Ryan's patches don't have a flush or end-of-output marking call.

That said, I still do not believe this design is wrong. The content
generator and any given filter cannot know the Content-Length. Any
subsequent filter could change the length.

The only code point where the "real" length is known, is at the bottom.
There is simply nothing that can be done until then. In our current
codebase, the bottom is BUFF. But BUFF doesn't have the necessary support
right now, so we *temporarily* punt.

> At the very least the HTTP filter/buff should be capable of discovering
> whether it knows the content length by examing whether it has the whole
> response in buffer (or fd) before it sends out the headers.

Bing. Exactly. But you're talking about a lot of additional work which can
be completed in a second pass. It also requires a bit of extra work in BUFF,
so that it can keep the headers separate and automatically call out to a
function that says "I'm about to ship out the first block." That function
can muck the headers at will; when it returns, BUFF will send the headers
followed by the first block.

And that short blue-sky thought could possibly have any number of flaws.

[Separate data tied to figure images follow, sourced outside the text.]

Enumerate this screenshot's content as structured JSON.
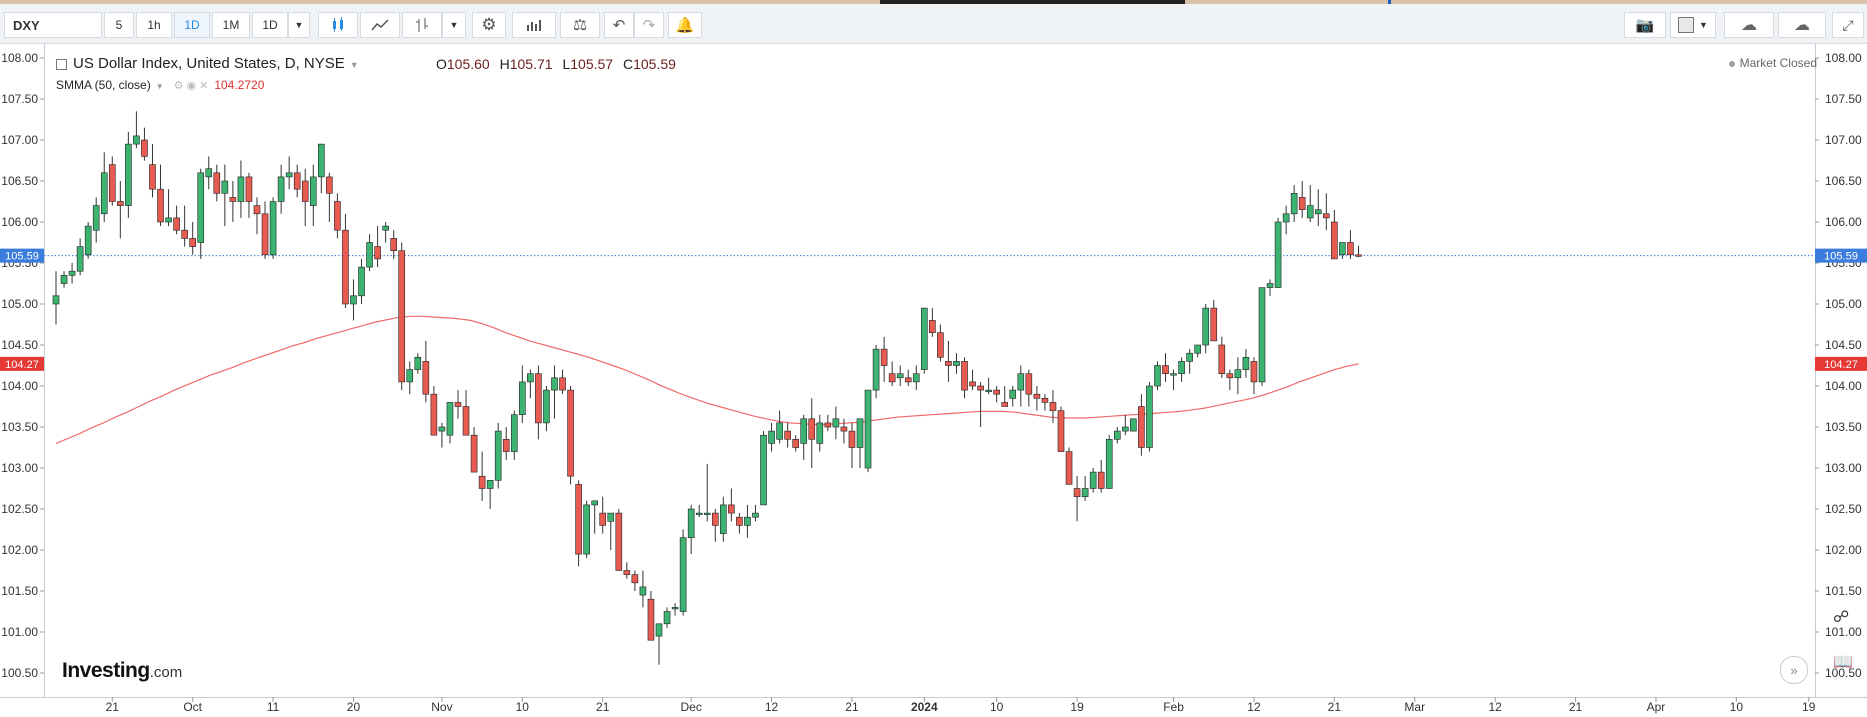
{
  "toolbar": {
    "symbol": "DXY",
    "intervals": [
      "5",
      "1h",
      "1D",
      "1M",
      "1D"
    ],
    "active_interval_index": 2,
    "icons": [
      "candle-icon",
      "line-chart-icon",
      "bar-chart-icon",
      "settings-gear-icon",
      "indicators-icon",
      "compare-scale-icon",
      "undo-icon",
      "redo-icon",
      "alert-bell-icon",
      "camera-icon",
      "color-square-icon",
      "cloud-load-icon",
      "cloud-save-icon",
      "fullscreen-icon"
    ]
  },
  "legend": {
    "title": "US Dollar Index, United States, D, NYSE",
    "open_label": "O",
    "open": "105.60",
    "high_label": "H",
    "high": "105.71",
    "low_label": "L",
    "low": "105.57",
    "close_label": "C",
    "close": "105.59",
    "smma_label": "SMMA (50, close)",
    "smma_value": "104.2720",
    "market_status": "Market Closed"
  },
  "price_tags": {
    "last_price": "105.59",
    "smma": "104.27"
  },
  "brand": {
    "name": "Investing",
    "suffix": ".com"
  },
  "colors": {
    "up": "#3cb371",
    "down": "#e85b51",
    "smma_line": "#f06a6a",
    "last_price_tag": "#3b7ddd",
    "smma_tag": "#e53935"
  },
  "chart_data": {
    "type": "candlestick",
    "y_ticks": [
      "100.50",
      "101.00",
      "101.50",
      "102.00",
      "102.50",
      "103.00",
      "103.50",
      "104.00",
      "104.50",
      "105.00",
      "105.50",
      "106.00",
      "106.50",
      "107.00",
      "107.50",
      "108.00"
    ],
    "ylim": [
      100.35,
      108.1
    ],
    "x_ticks": [
      "21",
      "Oct",
      "11",
      "20",
      "Nov",
      "10",
      "21",
      "Dec",
      "12",
      "21",
      "2024",
      "10",
      "19",
      "Feb",
      "12",
      "21",
      "Mar",
      "12",
      "21",
      "Apr",
      "10",
      "19"
    ],
    "x_tick_bars": [
      7,
      17,
      27,
      37,
      48,
      58,
      68,
      79,
      89,
      99,
      108,
      117,
      127,
      139,
      149,
      159,
      169,
      179,
      189,
      199,
      209,
      218
    ],
    "candles": [
      [
        105.0,
        105.4,
        104.75,
        105.1
      ],
      [
        105.25,
        105.4,
        105.2,
        105.35
      ],
      [
        105.35,
        105.5,
        105.25,
        105.4
      ],
      [
        105.4,
        105.8,
        105.35,
        105.7
      ],
      [
        105.6,
        106.0,
        105.55,
        105.95
      ],
      [
        105.9,
        106.3,
        105.75,
        106.2
      ],
      [
        106.1,
        106.85,
        106.0,
        106.6
      ],
      [
        106.7,
        106.8,
        106.2,
        106.25
      ],
      [
        106.25,
        106.5,
        105.8,
        106.2
      ],
      [
        106.2,
        107.1,
        106.05,
        106.95
      ],
      [
        106.95,
        107.35,
        106.9,
        107.05
      ],
      [
        107.0,
        107.15,
        106.75,
        106.8
      ],
      [
        106.7,
        106.95,
        106.3,
        106.4
      ],
      [
        106.4,
        106.7,
        105.95,
        106.0
      ],
      [
        106.0,
        106.4,
        105.95,
        106.05
      ],
      [
        106.05,
        106.2,
        105.85,
        105.9
      ],
      [
        105.9,
        106.2,
        105.7,
        105.8
      ],
      [
        105.8,
        106.0,
        105.6,
        105.7
      ],
      [
        105.75,
        106.65,
        105.55,
        106.6
      ],
      [
        106.55,
        106.8,
        106.4,
        106.65
      ],
      [
        106.6,
        106.7,
        106.25,
        106.35
      ],
      [
        106.35,
        106.7,
        105.95,
        106.5
      ],
      [
        106.3,
        106.5,
        106.0,
        106.25
      ],
      [
        106.25,
        106.75,
        106.05,
        106.55
      ],
      [
        106.55,
        106.6,
        106.05,
        106.25
      ],
      [
        106.2,
        106.3,
        105.85,
        106.1
      ],
      [
        106.1,
        106.25,
        105.55,
        105.6
      ],
      [
        105.6,
        106.3,
        105.55,
        106.25
      ],
      [
        106.25,
        106.7,
        106.1,
        106.55
      ],
      [
        106.55,
        106.8,
        106.4,
        106.6
      ],
      [
        106.6,
        106.7,
        106.3,
        106.4
      ],
      [
        106.5,
        106.65,
        105.95,
        106.25
      ],
      [
        106.2,
        106.7,
        105.95,
        106.55
      ],
      [
        106.55,
        106.95,
        106.35,
        106.95
      ],
      [
        106.55,
        106.6,
        106.0,
        106.35
      ],
      [
        106.25,
        106.35,
        105.8,
        105.9
      ],
      [
        105.9,
        106.1,
        104.95,
        105.0
      ],
      [
        105.0,
        105.3,
        104.8,
        105.1
      ],
      [
        105.1,
        105.55,
        105.0,
        105.45
      ],
      [
        105.45,
        105.85,
        105.4,
        105.75
      ],
      [
        105.7,
        105.95,
        105.45,
        105.55
      ],
      [
        105.9,
        106.0,
        105.75,
        105.95
      ],
      [
        105.8,
        105.9,
        105.55,
        105.65
      ],
      [
        105.65,
        105.75,
        103.95,
        104.05
      ],
      [
        104.05,
        104.3,
        103.9,
        104.2
      ],
      [
        104.2,
        104.4,
        104.15,
        104.35
      ],
      [
        104.3,
        104.55,
        103.8,
        103.9
      ],
      [
        103.9,
        104.0,
        103.4,
        103.4
      ],
      [
        103.45,
        103.55,
        103.25,
        103.5
      ],
      [
        103.4,
        103.8,
        103.3,
        103.8
      ],
      [
        103.8,
        103.95,
        103.6,
        103.75
      ],
      [
        103.75,
        103.95,
        103.4,
        103.4
      ],
      [
        103.4,
        103.5,
        102.95,
        102.95
      ],
      [
        102.9,
        103.2,
        102.6,
        102.75
      ],
      [
        102.75,
        102.85,
        102.5,
        102.85
      ],
      [
        102.85,
        103.55,
        102.75,
        103.45
      ],
      [
        103.35,
        103.5,
        103.1,
        103.2
      ],
      [
        103.2,
        103.7,
        103.1,
        103.65
      ],
      [
        103.65,
        104.25,
        103.55,
        104.05
      ],
      [
        104.05,
        104.2,
        103.85,
        104.15
      ],
      [
        104.15,
        104.25,
        103.35,
        103.55
      ],
      [
        103.55,
        104.0,
        103.45,
        103.95
      ],
      [
        103.95,
        104.25,
        103.6,
        104.1
      ],
      [
        104.1,
        104.2,
        103.9,
        103.95
      ],
      [
        103.95,
        104.0,
        102.8,
        102.9
      ],
      [
        102.8,
        102.85,
        101.8,
        101.95
      ],
      [
        101.95,
        102.6,
        101.9,
        102.55
      ],
      [
        102.55,
        102.6,
        102.2,
        102.6
      ],
      [
        102.45,
        102.65,
        102.2,
        102.3
      ],
      [
        102.35,
        102.45,
        102.0,
        102.45
      ],
      [
        102.45,
        102.5,
        101.75,
        101.75
      ],
      [
        101.75,
        101.85,
        101.65,
        101.7
      ],
      [
        101.7,
        101.75,
        101.5,
        101.6
      ],
      [
        101.45,
        101.75,
        101.3,
        101.55
      ],
      [
        101.4,
        101.5,
        100.9,
        100.9
      ],
      [
        100.95,
        101.1,
        100.6,
        101.1
      ],
      [
        101.1,
        101.3,
        101.05,
        101.25
      ],
      [
        101.3,
        101.35,
        101.2,
        101.3
      ],
      [
        101.25,
        102.25,
        101.2,
        102.15
      ],
      [
        102.15,
        102.55,
        101.95,
        102.5
      ],
      [
        102.45,
        102.55,
        102.4,
        102.45
      ],
      [
        102.45,
        103.05,
        102.35,
        102.45
      ],
      [
        102.45,
        102.5,
        102.1,
        102.3
      ],
      [
        102.2,
        102.65,
        102.1,
        102.55
      ],
      [
        102.55,
        102.75,
        102.35,
        102.45
      ],
      [
        102.4,
        102.45,
        102.2,
        102.3
      ],
      [
        102.3,
        102.55,
        102.15,
        102.4
      ],
      [
        102.4,
        102.55,
        102.35,
        102.45
      ],
      [
        102.55,
        103.45,
        102.55,
        103.4
      ],
      [
        103.3,
        103.55,
        103.2,
        103.45
      ],
      [
        103.35,
        103.7,
        103.3,
        103.55
      ],
      [
        103.45,
        103.55,
        103.25,
        103.35
      ],
      [
        103.35,
        103.4,
        103.2,
        103.25
      ],
      [
        103.3,
        103.65,
        103.1,
        103.6
      ],
      [
        103.6,
        103.85,
        103.0,
        103.35
      ],
      [
        103.3,
        103.65,
        103.2,
        103.55
      ],
      [
        103.55,
        103.65,
        103.45,
        103.5
      ],
      [
        103.5,
        103.75,
        103.35,
        103.6
      ],
      [
        103.5,
        103.6,
        103.3,
        103.45
      ],
      [
        103.45,
        103.55,
        103.0,
        103.25
      ],
      [
        103.25,
        103.6,
        103.0,
        103.6
      ],
      [
        103.0,
        103.9,
        102.95,
        103.95
      ],
      [
        103.95,
        104.5,
        103.85,
        104.45
      ],
      [
        104.45,
        104.6,
        104.05,
        104.25
      ],
      [
        104.15,
        104.3,
        104.0,
        104.05
      ],
      [
        104.1,
        104.25,
        104.0,
        104.15
      ],
      [
        104.1,
        104.2,
        104.0,
        104.05
      ],
      [
        104.05,
        104.25,
        103.95,
        104.15
      ],
      [
        104.2,
        104.95,
        104.15,
        104.95
      ],
      [
        104.8,
        104.95,
        104.6,
        104.65
      ],
      [
        104.65,
        104.75,
        104.3,
        104.35
      ],
      [
        104.3,
        104.55,
        104.05,
        104.25
      ],
      [
        104.25,
        104.4,
        104.15,
        104.3
      ],
      [
        104.3,
        104.35,
        103.85,
        103.95
      ],
      [
        104.05,
        104.2,
        103.95,
        104.0
      ],
      [
        104.0,
        104.05,
        103.5,
        103.95
      ],
      [
        103.95,
        104.1,
        103.9,
        103.95
      ],
      [
        103.95,
        104.0,
        103.8,
        103.9
      ],
      [
        103.8,
        104.0,
        103.75,
        103.75
      ],
      [
        103.85,
        104.0,
        103.75,
        103.95
      ],
      [
        103.95,
        104.25,
        103.75,
        104.15
      ],
      [
        104.15,
        104.2,
        103.75,
        103.9
      ],
      [
        103.9,
        104.0,
        103.7,
        103.85
      ],
      [
        103.85,
        103.9,
        103.7,
        103.8
      ],
      [
        103.8,
        103.95,
        103.55,
        103.7
      ],
      [
        103.7,
        103.75,
        103.2,
        103.2
      ],
      [
        103.2,
        103.25,
        102.8,
        102.8
      ],
      [
        102.75,
        102.9,
        102.35,
        102.65
      ],
      [
        102.65,
        102.9,
        102.6,
        102.75
      ],
      [
        102.75,
        103.0,
        102.7,
        102.95
      ],
      [
        102.95,
        103.1,
        102.7,
        102.75
      ],
      [
        102.75,
        103.4,
        102.75,
        103.35
      ],
      [
        103.35,
        103.5,
        103.3,
        103.45
      ],
      [
        103.45,
        103.65,
        103.4,
        103.5
      ],
      [
        103.45,
        103.6,
        103.45,
        103.6
      ],
      [
        103.75,
        103.9,
        103.15,
        103.25
      ],
      [
        103.25,
        104.05,
        103.2,
        104.0
      ],
      [
        104.0,
        104.3,
        103.95,
        104.25
      ],
      [
        104.25,
        104.4,
        104.05,
        104.15
      ],
      [
        104.15,
        104.2,
        103.95,
        104.15
      ],
      [
        104.15,
        104.35,
        104.05,
        104.3
      ],
      [
        104.3,
        104.45,
        104.15,
        104.4
      ],
      [
        104.4,
        104.5,
        104.35,
        104.5
      ],
      [
        104.5,
        105.0,
        104.4,
        104.95
      ],
      [
        104.95,
        105.05,
        104.55,
        104.55
      ],
      [
        104.5,
        104.6,
        104.1,
        104.15
      ],
      [
        104.15,
        104.2,
        103.95,
        104.1
      ],
      [
        104.1,
        104.35,
        103.9,
        104.2
      ],
      [
        104.2,
        104.45,
        104.1,
        104.35
      ],
      [
        104.3,
        104.35,
        103.9,
        104.05
      ],
      [
        104.05,
        105.2,
        104.0,
        105.2
      ],
      [
        105.2,
        105.3,
        105.1,
        105.25
      ],
      [
        105.2,
        106.05,
        105.2,
        106.0
      ],
      [
        106.0,
        106.2,
        105.85,
        106.1
      ],
      [
        106.1,
        106.45,
        106.0,
        106.35
      ],
      [
        106.3,
        106.5,
        106.05,
        106.15
      ],
      [
        106.05,
        106.45,
        106.0,
        106.2
      ],
      [
        106.1,
        106.4,
        105.95,
        106.15
      ],
      [
        106.1,
        106.35,
        105.9,
        106.05
      ],
      [
        106.0,
        106.15,
        105.55,
        105.55
      ],
      [
        105.6,
        105.75,
        105.55,
        105.75
      ],
      [
        105.75,
        105.9,
        105.55,
        105.6
      ],
      [
        105.6,
        105.71,
        105.57,
        105.59
      ]
    ],
    "smma_series": [
      103.3,
      103.36,
      103.42,
      103.49,
      103.55,
      103.62,
      103.68,
      103.75,
      103.82,
      103.88,
      103.95,
      104.01,
      104.07,
      104.13,
      104.18,
      104.23,
      104.29,
      104.34,
      104.39,
      104.44,
      104.49,
      104.53,
      104.58,
      104.62,
      104.66,
      104.7,
      104.74,
      104.78,
      104.81,
      104.84,
      104.85,
      104.85,
      104.84,
      104.83,
      104.82,
      104.8,
      104.76,
      104.71,
      104.65,
      104.6,
      104.55,
      104.51,
      104.47,
      104.43,
      104.39,
      104.35,
      104.3,
      104.25,
      104.2,
      104.14,
      104.08,
      104.01,
      103.95,
      103.89,
      103.84,
      103.79,
      103.75,
      103.71,
      103.67,
      103.63,
      103.6,
      103.57,
      103.55,
      103.54,
      103.53,
      103.53,
      103.54,
      103.55,
      103.56,
      103.58,
      103.6,
      103.62,
      103.63,
      103.64,
      103.65,
      103.66,
      103.67,
      103.68,
      103.69,
      103.69,
      103.69,
      103.68,
      103.66,
      103.64,
      103.62,
      103.61,
      103.61,
      103.61,
      103.62,
      103.63,
      103.64,
      103.65,
      103.66,
      103.67,
      103.68,
      103.69,
      103.71,
      103.73,
      103.76,
      103.79,
      103.82,
      103.85,
      103.89,
      103.94,
      103.99,
      104.05,
      104.1,
      104.15,
      104.2,
      104.24,
      104.27
    ],
    "smma_start_bar": 0,
    "last_price": 105.59,
    "smma_last": 104.27
  }
}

The point here is that *for now*, we have to punt the Content-Length when a
filter is present. We just don't have the necessary support yet. But! That
support can be added in a second round. It does not necessarily have to
occur *before* we insert any filtering code. Again, that would simply be a
delay and a decrease in reviewability.

> Of course, it is also possible that the three of us are all thinking
> of wildly different architectures from parallel universes and all the
> argument is simply because we have no shared whiteboard to reach a
> common understanding of the general model we are trying to implement.
> But I still think we are making more progress than last week.

Not having the white board is a definite hinderence, but it isn't a panacea
either. Ryan posted a set of filtering patches way back when, and I pointed
out a bunch of issues. About a week later, I was at Covalent talking about
config stuff with Ryan, et al, and we hit on the filtering when we were
done. I had thought we left with a common understanding. Hehehe...

We are making progress, but I'm also getting a bit tired. I've coded a set
of patches which I believe are entirely valid, yet I'm still helping to code
Ryan's by providing a long series of detailed reviews and seriously friggin
long writeups. You can understand my frustration when I've got code that
works, yet I have to continue spending time on a whole different patch set.

Sigh.

All that said... what is your actual position on this stuff, Roy? I see
where you'd like to see it *head*, but I think the real question is whether
we have a valid *step* in that direction. IMO, my patch fits that, and
Ryan's could with some more fixes from my last review.

Cheers,
-g

-- 
Greg Stein, http://www.lyra.org/